You’ve no doubt noticed the series of posts linking to The Pudding that landed here in rapid succession. A quick explanation may be in order.
When I linked to how animals sound in various languages, I originally ended it thusly:
Another engrossing piece from the brainy folks at The Pudding.
My plan: To link to my previous entries from The Pudding, but to my utter surprise, those entries did not exist.
Wut?
I double-checked, and sure enough, despite first bookmarking The Pudding in late September 2024—likely after seeing this—and saving several individual stories since, I had indeed neglected to actually share any of those links.
Oops.
The Pudding was new to me, even though they’ve been creating interactive, data- and visualization-driven stories since 2014. I was immediately enamored of their work: unique, engaging stories which start from a place of genuine curiosity and open-mindedness, with a large dollop of data nerdery, and then are presented in novel, compelling, downright fun ways, which help transform mere data into information and knowledge.
Some stories start with a deceptively simple question, a personal observation, or a distinct perspective; others challenge assumptions or resolve personal obsessions; still others aggregate disparate data or simply encourage discovering something new.
In short, The Pudding is perfectly calibrated to flip every one of my nerdy, inquisitive, learning-for-the-sake-of-learning switches. It’s a deeply satisfying, absolutely delightful site, and I’ve spent more hours exploring its rich archives than may be wise to admit.
For those of you who didn’t command-click every inline link above, I’ve collected them here; a Pudding Starter Pack, if you will:
- How do animals sound across languages?
- Deciphering the logic of China’s censorship using one hundred episodes of The Big Bang Theory.
- How You Play Spades is How You Play Life unpacks the African-American experience through the lens of the popular card game.
- A thoroughly engaging exploration of the evolution of the love song.
- Examining “the relationships between the main characters, and the recurring phrases associated with those characters” in Lin-Manuel Miranda’s Hamilton.
- Thousands of satellite photos of basketball courts, because they exist and deserve to be assembled in one place.
- “An exploration of rhythm and grooves that break the rules,” an interactive musical playground decoding “Dilla Time.”
I hope this makes up for not linking to these sooner.

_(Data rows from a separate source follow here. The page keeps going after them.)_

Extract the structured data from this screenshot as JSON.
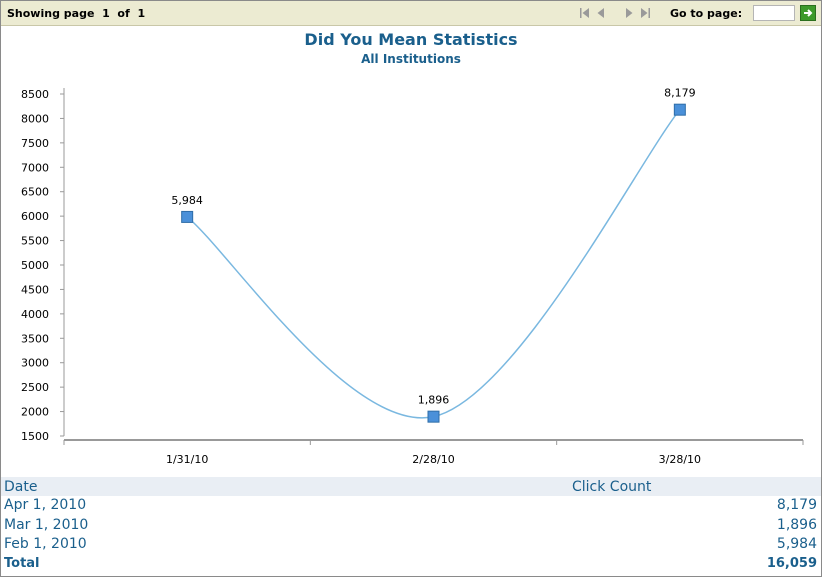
{
  "pager": {
    "showing_prefix": "Showing page",
    "page_current": "1",
    "of_text": "of",
    "page_total": "1",
    "goto_label": "Go to page:",
    "goto_value": ""
  },
  "chart_data": {
    "type": "line",
    "title": "Did You Mean Statistics",
    "subtitle": "All Institutions",
    "categories": [
      "1/31/10",
      "2/28/10",
      "3/28/10"
    ],
    "series": [
      {
        "values": [
          5984,
          1896,
          8179
        ],
        "labels": [
          "5,984",
          "1,896",
          "8,179"
        ]
      }
    ],
    "ylim": [
      1500,
      8500
    ],
    "yticks": [
      1500,
      2000,
      2500,
      3000,
      3500,
      4000,
      4500,
      5000,
      5500,
      6000,
      6500,
      7000,
      7500,
      8000,
      8500
    ],
    "line_color": "#7ab8e0",
    "marker_color": "#4a90d9",
    "grid": false,
    "legend": "none"
  },
  "table": {
    "headers": {
      "date": "Date",
      "count": "Click Count"
    },
    "rows": [
      {
        "date": "Apr 1, 2010",
        "count": "8,179"
      },
      {
        "date": "Mar 1, 2010",
        "count": "1,896"
      },
      {
        "date": "Feb 1, 2010",
        "count": "5,984"
      }
    ],
    "total_label": "Total",
    "total_value": "16,059"
  },
  "colors": {
    "pager_bg": "#ecebd2",
    "title": "#1a5f8c",
    "table_header_bg": "#e9eef4",
    "go_button": "#3d9a2a"
  }
}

I mentioned above that I first bookmarked The Pudding on September 27, 2024, but that’s not the only link from that day I neglected to share!
Outrageous!
Here’s my dirty little secret: I bookmark way more links than I will ever have time to write about. For every link I share, there are a dozen more I don’t get around to.
In an effort to further assuage my guilt, here is every bookmark from that day:
- AlphaGuess, a word game that is simultaneously enjoyable and frustrating.
- A Mastodon post advocating against adding your government ID to your phone and The Verge story that sparked it.
- A Vulture story on Mapping the Apple TV+ Universe.
- Rudy Giuliani’s DC Disbarment. (Having previously gloated over his New York one, it seemed only fair to mention this one too. I regret not doing so at the time.)
- A WordPress vs. WP Engine think piece about the Wordpress debacle making the internet worse.
- The Verge on X/Twitter ’s decision to block the J.D. Vance dossier and Ken Klippenstein’s decision to publish that dossier.
- NPR’s story about the BBC opening access to their vast library of sound effects.
- A fascinating piece on who should benefit from the nearly 400 million batteries’ worth of lithium sitting in Imperial Valley, CA. (Spoiler: It’s unlikely to be the local community.)
- A maddening story of a Google decision forcing a small independent app developer to kill their Android app.
- Emirates’ No-Nonsense Safety Video (an antidote of sorts to the British Airways’ safety video).
- And my favorite, the very silly 3 Most Popular Cocktails in America (except for Hawaii and Louisiana). (They linked “martini” to a vodka martini recipe. I mean, c’mon people.)
I did manage to share one story I bookmarked that day—Saving the Internet Archive (published three days later)—plus Member Update #3, exclusively for Workshop+ subscribers.
Regrettably, I’ll always be in a deficit—we’re halfway through March and I’ve already captured 260 bookmarks!